Oracle is looking for a Senior Software Engineer to help shape the future of AI infrastructure and services at Oracle by working on critical components of OCI’s AI platform, including high-scale GPU cluster management, self-service ML infrastructure, and model training and serving systems.
Requirements
- 4+ years distributed service engineering experience in a software development environment
- Development experience in a modern programming language, such as Java, Python
- Hands-on experience designing, developing, and operating public cloud service control or data planes
- Experience with distributed systems, container orchestration (e.g., Kubernetes), and microservices architecture.
- Understanding of machine learning pipelines, model training/tuning, and GPU workloads.
- Familiarity with AI frameworks (e.g., PyTorch, TensorFlow) and MLOps tools (e.g., MLflow, Ray, Kubeflow) is a plus.
- Familiarity with NVIDIA tools like CUDA, NCCL, Run:ai is a plus
Responsibilities
- Design, implement, and operate scalable services for GPU-based model training, tuning, and inference.
- Build tools and APIs that enable internal and external users to easily launch, monitor, and manage ML workloads.

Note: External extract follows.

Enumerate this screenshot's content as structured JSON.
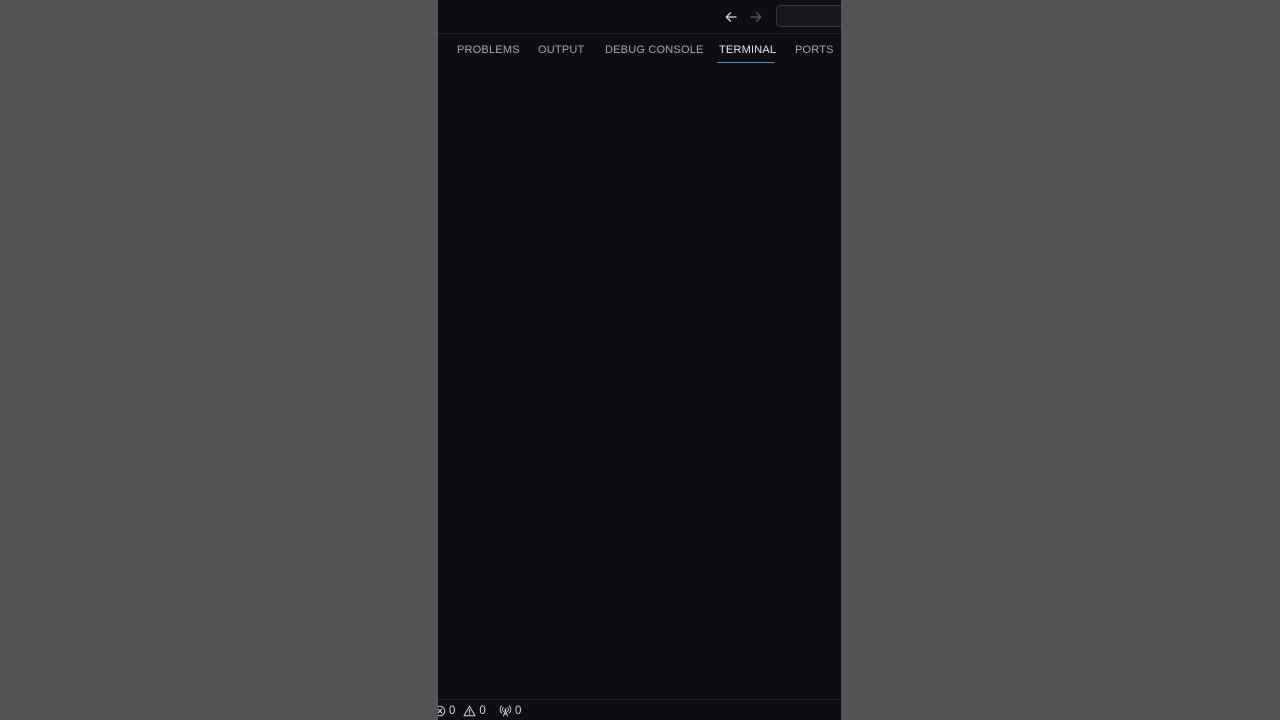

- Collaborate with product, infrastructure, and ML engineering teams to define and deliver key platform features.
- Optimize performance, reliability, and efficiency of AI infrastructure using best-in-class engineering practices.
- Contribute to platform automation, observability, CI/CD pipelines, and operational excellence.
- Troubleshoot complex issues in distributed systems and participate in on-call rotations as needed.
- Mentor junior engineers and participate in design and code reviews.
Other
- Demonstrable technical leadership and mentorship skills
- BS degree in Computer Science or related field
- Bachelor's or Master’s degree in Computer Science, Engineering, or a related field.